Colors can engage readers and emphasize elements. The header has the same font as the word “design,” but the latter is lighter and has a different color that attracts the eye. Spacing is important in design, creating contrast between the header and body text through white space.
With style, you aim for a modern look using sans-serif typefaces. You use different elements, such as color and spacing, to engage the reader and create contrast. Consis
tency is important in font pairing, even when using different typefaces.
Additional Tips For Working With Fonts
- Avoid using multiple different fonts with each other – stick to using two or three fonts. For example, use one font for the header and one font for the body text to create a contrast. Different fonts can also emulate different moods, so use three or four fonts to create the desired mood.
- Pair Images with fonts We want to pick two fonts that flow nicely together. The neutral font should go with any type of font, while the script font gives the design a unique touch. When choosing fonts, we should also consider the content that goes with it. For example, if the content is about farm fresh grapes, it would make sense to use an organic font that correlates with the image.
- The content, font and image all contribute to the design of a project. For example, take the phrase “Good morning”. The font, when paired with the image in the background, creates a certain context. This same idea can be applied to both text and images. To demonstrate, let’s do an example together. We have a background that is slightly blurred.
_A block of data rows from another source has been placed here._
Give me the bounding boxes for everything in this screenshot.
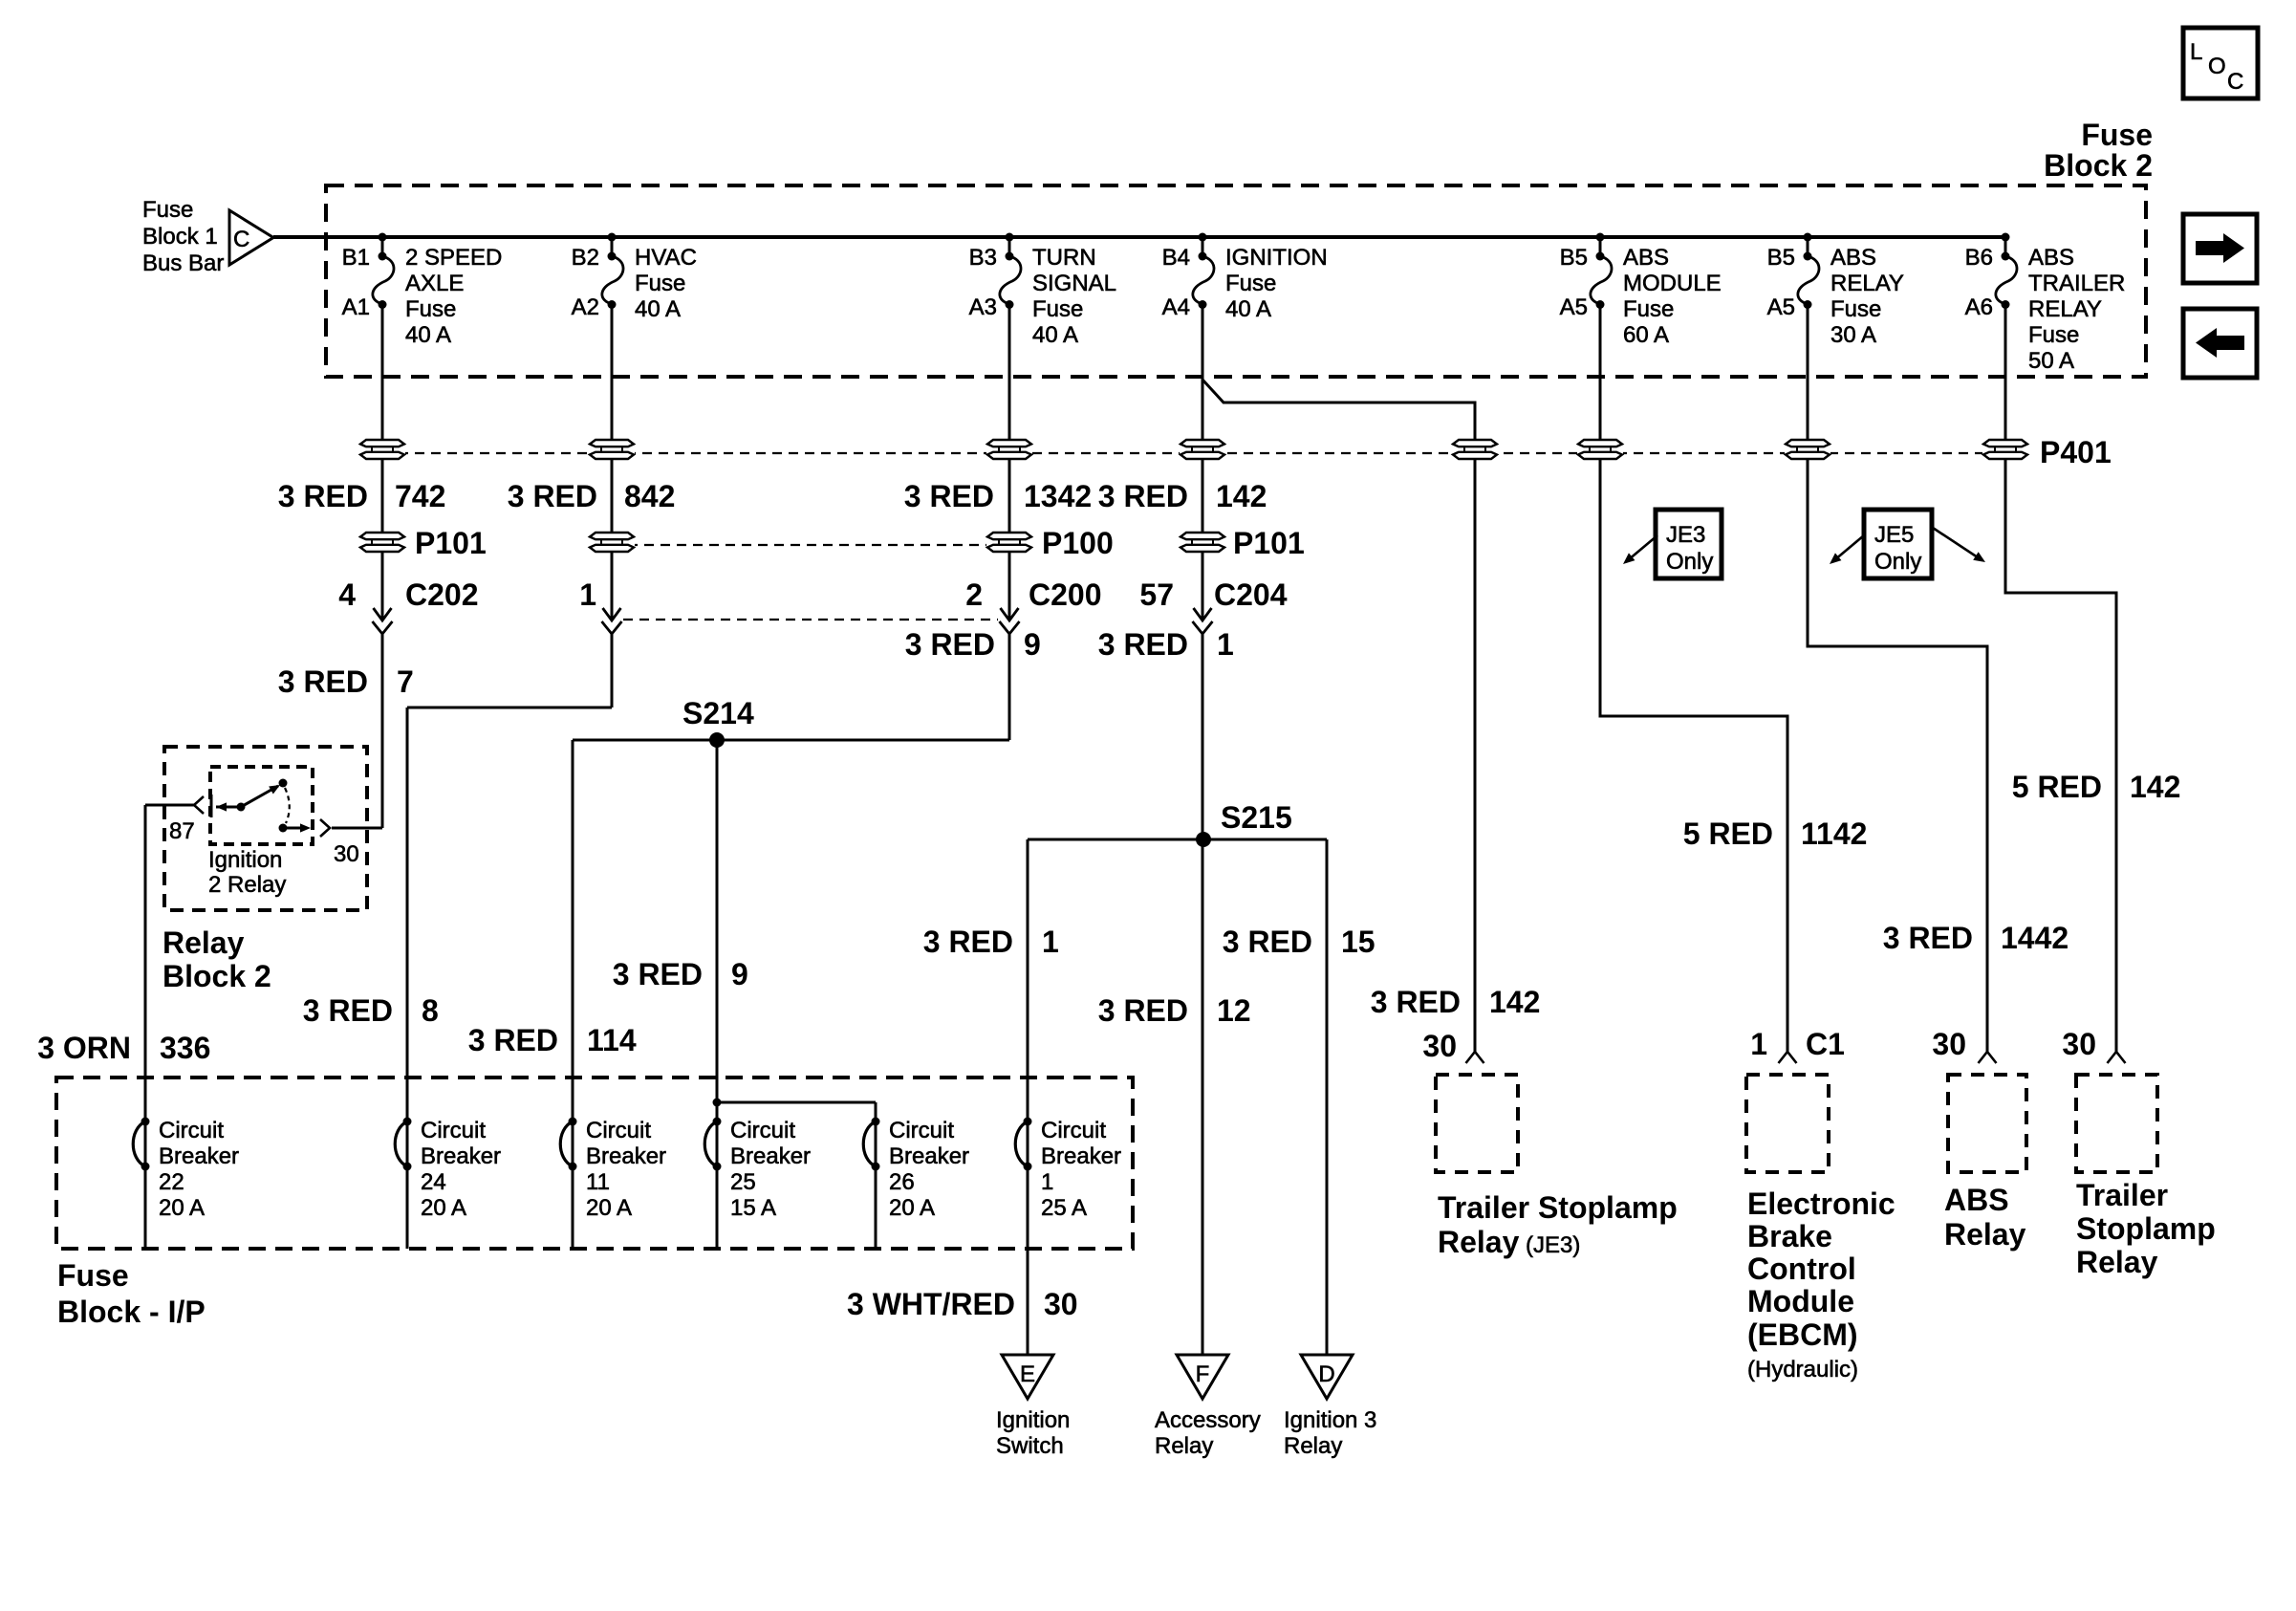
P100 dashed link	[612, 544, 1009, 546]
svg-text:P101: P101	[1233, 526, 1305, 560]
svg-text:842: 842	[624, 479, 675, 513]
svg-text:Fuse: Fuse	[57, 1258, 129, 1293]
svg-text:5 RED: 5 RED	[2012, 770, 2102, 804]
svg-text:A4: A4	[1162, 294, 1190, 320]
svg-text:Fuse: Fuse	[1032, 296, 1083, 322]
svg-text:Fuse: Fuse	[1623, 296, 1674, 322]
svg-text:Accessory: Accessory	[1155, 1407, 1261, 1433]
wire S214 down	[716, 740, 719, 1249]
svg-text:7: 7	[397, 664, 414, 699]
svg-text:(EBCM): (EBCM)	[1747, 1317, 1858, 1352]
svg-text:C204: C204	[1214, 577, 1288, 612]
svg-text:Block 2: Block 2	[162, 959, 271, 993]
svg-text:11: 11	[586, 1169, 610, 1195]
svg-text:1: 1	[1217, 627, 1234, 662]
fuse F3 TURN	[969, 233, 1116, 349]
svg-text:24: 24	[421, 1169, 446, 1195]
svg-text:114: 114	[587, 1023, 637, 1057]
connector P401 at x1674	[1577, 439, 1623, 460]
svg-text:Relay: Relay	[1155, 1433, 1213, 1459]
svg-text:C: C	[233, 227, 249, 252]
svg-text:30: 30	[334, 841, 359, 867]
svg-text:30: 30	[1422, 1029, 1457, 1063]
svg-text:3 RED: 3 RED	[1098, 993, 1188, 1028]
svg-text:Breaker: Breaker	[1041, 1143, 1121, 1169]
connector P401 at x2098	[1982, 439, 2028, 460]
connector P401 at x1258	[1180, 439, 1225, 460]
svg-text:Relay: Relay	[1438, 1225, 1520, 1259]
svg-text:9: 9	[1024, 627, 1041, 662]
relay movable contact	[237, 803, 246, 812]
svg-text:26: 26	[889, 1169, 915, 1195]
fuse F2 HVAC	[572, 233, 697, 323]
svg-text:40 A: 40 A	[635, 296, 681, 322]
inline connector at x640	[603, 608, 621, 620]
wire fuse5 branch	[1599, 237, 1602, 256]
svg-text:HVAC: HVAC	[635, 245, 697, 271]
svg-text:3 RED: 3 RED	[904, 479, 994, 513]
wire fuse1 branch	[381, 237, 384, 256]
connector P401 at x1056	[986, 439, 1032, 460]
circuit breaker 26	[863, 1118, 969, 1222]
trailer stoplamp relay JE3 box	[1466, 1052, 1484, 1063]
circuit breaker 11	[560, 1118, 666, 1222]
svg-text:142: 142	[1489, 985, 1540, 1019]
svg-text:3 RED: 3 RED	[1098, 627, 1188, 662]
svg-text:22: 22	[159, 1169, 184, 1195]
svg-text:40 A: 40 A	[1032, 322, 1078, 348]
svg-text:O: O	[2208, 54, 2226, 79]
svg-text:Fuse: Fuse	[2028, 322, 2079, 348]
svg-text:15: 15	[1341, 925, 1375, 959]
svg-text:25: 25	[730, 1169, 756, 1195]
JE5 pointer arrow left	[1834, 535, 1864, 560]
svg-text:MODULE: MODULE	[1623, 271, 1722, 296]
svg-text:RELAY: RELAY	[1830, 271, 1904, 296]
relay pin 87 terminal	[194, 796, 204, 814]
svg-text:E: E	[1020, 1361, 1035, 1387]
svg-text:C200: C200	[1029, 577, 1102, 612]
trailer stoplamp relay box	[2108, 1052, 2126, 1063]
svg-text:Brake: Brake	[1747, 1219, 1832, 1253]
fuse block 2 box	[326, 185, 2146, 377]
circuit breaker 22	[133, 1118, 239, 1222]
svg-text:F: F	[1196, 1361, 1210, 1387]
svg-text:TURN: TURN	[1032, 245, 1096, 271]
svg-text:60 A: 60 A	[1623, 322, 1669, 348]
svg-text:9: 9	[731, 957, 748, 991]
svg-text:A1: A1	[342, 294, 370, 320]
wire CB25-CB26 jumper	[717, 1101, 876, 1104]
svg-text:B3: B3	[969, 245, 997, 271]
off-page connector C	[229, 210, 273, 265]
svg-text:25 A: 25 A	[1041, 1195, 1087, 1221]
fuse F7 ABS	[1965, 233, 2126, 375]
EBCM box	[1779, 1052, 1797, 1063]
svg-text:1: 1	[1750, 1027, 1767, 1061]
svg-text:3 RED: 3 RED	[278, 664, 368, 699]
JE5 pointer arrow right	[1933, 528, 1981, 559]
svg-text:50 A: 50 A	[2028, 348, 2074, 374]
svg-text:C1: C1	[1806, 1027, 1845, 1061]
svg-text:3 RED: 3 RED	[1883, 921, 1973, 955]
JE3 pointer arrow	[1628, 535, 1657, 560]
svg-text:30: 30	[1932, 1027, 1966, 1061]
circuit breaker 1	[1015, 1118, 1121, 1222]
svg-text:D: D	[1318, 1361, 1334, 1387]
svg-text:Circuit: Circuit	[586, 1118, 651, 1143]
connector P401 at x400	[359, 439, 405, 460]
svg-text:A5: A5	[1560, 294, 1588, 320]
svg-text:3 RED: 3 RED	[508, 479, 597, 513]
svg-text:Fuse: Fuse	[405, 296, 456, 322]
svg-text:1342: 1342	[1024, 479, 1092, 513]
svg-text:3 RED: 3 RED	[468, 1023, 558, 1057]
connector P401 at x1891	[1785, 439, 1830, 460]
wire fuse4 diagonal to JE3 relay	[1202, 380, 1475, 1052]
svg-text:Ignition: Ignition	[208, 847, 282, 873]
relay block 2 outer box	[164, 747, 367, 910]
svg-text:Relay: Relay	[1284, 1433, 1342, 1459]
node S214	[709, 732, 725, 748]
svg-text:2 Relay: 2 Relay	[208, 872, 286, 898]
connector P401 at x1543	[1452, 439, 1498, 460]
svg-text:15 A: 15 A	[730, 1195, 776, 1221]
svg-text:Switch: Switch	[996, 1433, 1064, 1459]
off-page connector F	[1177, 1355, 1228, 1399]
node S215	[1196, 832, 1211, 847]
svg-text:1: 1	[1042, 925, 1059, 959]
svg-text:B1: B1	[342, 245, 370, 271]
svg-text:Trailer: Trailer	[2076, 1178, 2168, 1212]
svg-text:Control: Control	[1747, 1252, 1856, 1286]
inline connector at x400	[374, 608, 392, 620]
wire fuse2 branch	[611, 237, 614, 256]
svg-text:2 SPEED: 2 SPEED	[405, 245, 502, 271]
svg-text:IGNITION: IGNITION	[1225, 245, 1328, 271]
svg-text:1: 1	[1041, 1169, 1053, 1195]
LOC box	[2183, 28, 2258, 98]
wire S214 bar	[573, 739, 1009, 742]
svg-text:Fuse: Fuse	[635, 271, 685, 296]
svg-text:Fuse: Fuse	[1225, 271, 1276, 296]
svg-text:Relay: Relay	[1944, 1217, 2026, 1252]
svg-text:AXLE: AXLE	[405, 271, 464, 296]
svg-text:20 A: 20 A	[421, 1195, 466, 1221]
svg-text:SIGNAL: SIGNAL	[1032, 271, 1116, 296]
fuse F5 ABS	[1560, 233, 1722, 349]
svg-text:3 ORN: 3 ORN	[37, 1031, 131, 1065]
off-page connector E	[1002, 1355, 1053, 1399]
svg-text:Fuse: Fuse	[2081, 118, 2153, 152]
svg-text:Block - I/P: Block - I/P	[57, 1295, 206, 1329]
svg-text:3 RED: 3 RED	[1371, 985, 1461, 1019]
svg-text:Ignition 3: Ignition 3	[1284, 1407, 1376, 1433]
wire fuse3 branch	[1008, 237, 1011, 256]
svg-text:A2: A2	[572, 294, 599, 320]
svg-text:B5: B5	[1767, 245, 1795, 271]
svg-text:JE5: JE5	[1874, 522, 1914, 548]
svg-text:30: 30	[1044, 1287, 1078, 1321]
fuse F1 2 SPEED	[342, 233, 503, 349]
svg-text:A6: A6	[1965, 294, 1993, 320]
JE3 Only box	[1656, 510, 1722, 578]
svg-text:142: 142	[2130, 770, 2180, 804]
right arrow box	[2183, 214, 2257, 283]
svg-text:5 RED: 5 RED	[1683, 816, 1773, 851]
svg-text:3 RED: 3 RED	[613, 957, 703, 991]
svg-text:ABS: ABS	[1623, 245, 1669, 271]
svg-text:1: 1	[579, 577, 596, 612]
ABS relay box	[1979, 1052, 1997, 1063]
svg-text:Module: Module	[1747, 1284, 1854, 1318]
svg-text:(JE3): (JE3)	[1526, 1232, 1580, 1258]
svg-text:S214: S214	[682, 696, 754, 730]
svg-text:Fuse: Fuse	[142, 197, 193, 223]
ignition 2 relay inner box	[210, 767, 313, 844]
svg-text:Breaker: Breaker	[586, 1143, 666, 1169]
wire fuse7 branch	[2004, 237, 2007, 256]
svg-text:(Hydraulic): (Hydraulic)	[1747, 1357, 1858, 1382]
svg-text:Circuit: Circuit	[889, 1118, 954, 1143]
fuse block I/P box	[56, 1078, 1133, 1249]
inline connector at x1056	[1001, 608, 1019, 620]
wire relay30 to wire1	[332, 827, 382, 830]
svg-text:P101: P101	[415, 526, 487, 560]
JE5 Only box	[1864, 510, 1932, 578]
svg-text:TRAILER: TRAILER	[2028, 271, 2125, 296]
svg-text:57: 57	[1139, 577, 1174, 612]
svg-text:Breaker: Breaker	[159, 1143, 239, 1169]
P401 dashed link	[382, 452, 2005, 454]
svg-text:Only: Only	[1666, 549, 1713, 575]
svg-text:P401: P401	[2040, 435, 2112, 469]
svg-text:A5: A5	[1767, 294, 1795, 320]
svg-text:ABS: ABS	[1830, 245, 1876, 271]
svg-text:3 RED: 3 RED	[278, 479, 368, 513]
svg-text:Breaker: Breaker	[730, 1143, 811, 1169]
relay dashed throw arc	[285, 788, 290, 823]
svg-text:ABS: ABS	[1944, 1183, 2009, 1217]
svg-text:Circuit: Circuit	[1041, 1118, 1106, 1143]
svg-text:Relay: Relay	[162, 925, 245, 960]
connector P401 at x640	[589, 439, 635, 460]
svg-text:336: 336	[160, 1031, 210, 1065]
connector P10x at x640	[589, 532, 635, 553]
svg-text:4: 4	[338, 577, 356, 612]
connector P10x at x400	[359, 532, 405, 553]
svg-text:20 A: 20 A	[159, 1195, 205, 1221]
relay pin 30 terminal	[279, 824, 288, 833]
svg-text:Trailer Stoplamp: Trailer Stoplamp	[1438, 1190, 1678, 1225]
circuit breaker 25	[704, 1118, 811, 1222]
C-row dashed link	[623, 619, 998, 620]
svg-text:B2: B2	[572, 245, 599, 271]
svg-text:Block 2: Block 2	[2044, 148, 2153, 183]
svg-text:742: 742	[395, 479, 445, 513]
svg-text:Circuit: Circuit	[730, 1118, 795, 1143]
svg-text:2: 2	[965, 577, 983, 612]
wire fuse4 branch	[1202, 237, 1204, 256]
svg-text:C202: C202	[405, 577, 479, 612]
svg-text:30 A: 30 A	[1830, 322, 1876, 348]
left arrow box	[2183, 309, 2257, 378]
svg-text:Relay: Relay	[2076, 1245, 2158, 1279]
svg-text:40 A: 40 A	[405, 322, 451, 348]
bus bar wire	[273, 235, 2005, 239]
fuse F6 ABS	[1767, 233, 1904, 349]
connector P10x at x1258	[1180, 532, 1225, 553]
svg-text:Breaker: Breaker	[421, 1143, 501, 1169]
off-page connector D	[1301, 1355, 1353, 1399]
svg-text:RELAY: RELAY	[2028, 296, 2102, 322]
svg-text:3 RED: 3 RED	[923, 925, 1013, 959]
svg-text:B6: B6	[1965, 245, 1993, 271]
svg-text:P100: P100	[1042, 526, 1114, 560]
svg-text:20 A: 20 A	[586, 1195, 632, 1221]
svg-text:3 RED: 3 RED	[905, 627, 995, 662]
svg-text:S215: S215	[1221, 800, 1292, 835]
svg-text:Only: Only	[1874, 549, 1921, 575]
svg-text:87: 87	[169, 818, 195, 844]
svg-text:JE3: JE3	[1666, 522, 1705, 548]
svg-text:Circuit: Circuit	[421, 1118, 486, 1143]
fuse F4 IGNITION	[1162, 233, 1328, 323]
wire S215 bar	[1028, 838, 1327, 841]
svg-text:Fuse: Fuse	[1830, 296, 1881, 322]
svg-text:A3: A3	[969, 294, 997, 320]
svg-text:1442: 1442	[2001, 921, 2069, 955]
svg-text:Circuit: Circuit	[159, 1118, 224, 1143]
svg-text:3 RED: 3 RED	[303, 993, 393, 1028]
svg-text:12: 12	[1217, 993, 1251, 1028]
svg-text:40 A: 40 A	[1225, 296, 1271, 322]
junction dot CB25 jumper	[713, 1099, 722, 1107]
svg-text:B5: B5	[1560, 245, 1588, 271]
svg-text:L: L	[2190, 39, 2202, 65]
svg-text:142: 142	[1216, 479, 1267, 513]
svg-text:Stoplamp: Stoplamp	[2076, 1211, 2216, 1246]
svg-text:C: C	[2227, 69, 2243, 95]
svg-text:Block 1: Block 1	[142, 224, 218, 250]
circuit breaker 24	[395, 1118, 501, 1222]
wire relay87 to CB22	[145, 804, 194, 807]
inline connector at x1258	[1194, 608, 1212, 620]
svg-text:8: 8	[422, 993, 439, 1028]
svg-text:Ignition: Ignition	[996, 1407, 1070, 1433]
svg-text:3 RED: 3 RED	[1098, 479, 1188, 513]
svg-text:Electronic: Electronic	[1747, 1186, 1895, 1221]
svg-text:3 WHT/RED: 3 WHT/RED	[847, 1287, 1015, 1321]
svg-text:ABS: ABS	[2028, 245, 2074, 271]
svg-text:3 RED: 3 RED	[1223, 925, 1312, 959]
svg-text:Breaker: Breaker	[889, 1143, 969, 1169]
svg-text:30: 30	[2062, 1027, 2096, 1061]
svg-text:B4: B4	[1162, 245, 1190, 271]
svg-text:20 A: 20 A	[889, 1195, 935, 1221]
svg-text:Bus Bar: Bus Bar	[142, 250, 224, 276]
svg-text:1142: 1142	[1801, 816, 1867, 851]
connector P10x at x1056	[986, 532, 1032, 553]
wire fuse6 branch	[1807, 237, 1809, 256]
- Select a high-quality background that is in line with our design. The text should be clear and easy to read. The image we select for the background should be relevant to the content of the text. This will help us find our brand’s visual voice.
- We are using the space wisely by taking the font and content and placing them in a smaller area. This creates openness and a focal point. To visually separate the text from the background, we use a dark shape with white text and transparency. To attract attention, we find our brand’s visual voice, which is a focal point.
- Reduce the size of the other text and set it to all caps to draw attention. Then, reduce the font size and padding from the left side. Utilize a script font for the header to create a balanced, clean, and easy-to-read typeface set.
Wrapping it All Up
The choice of font for a design project is crucial as it conveys emotions and feelings to the audience. The right font should be chosen based on the qualities and characteristics that match the mood and personality of the design, taking into consideration the audience. There are two categories of fonts, Serif and Sans Serif, with various font styles and weights that can be used to create contrast and differentiation. It’s important to consider the function and form of the font, making sure it’s legible and readable. Pairing fonts with a contrast between bold and light creates visual harmony, and pairing two fonts from the same family is a great way to ensure a unified look. To make the text visually appealing, consider using different typefaces and color, spacing, style, and size. A tip to follow is to avoid using multiple fonts and instead stick to two or three fonts that flow nicely together. The content, font, and image all contribute to the design, so choose fonts that correlate with the image.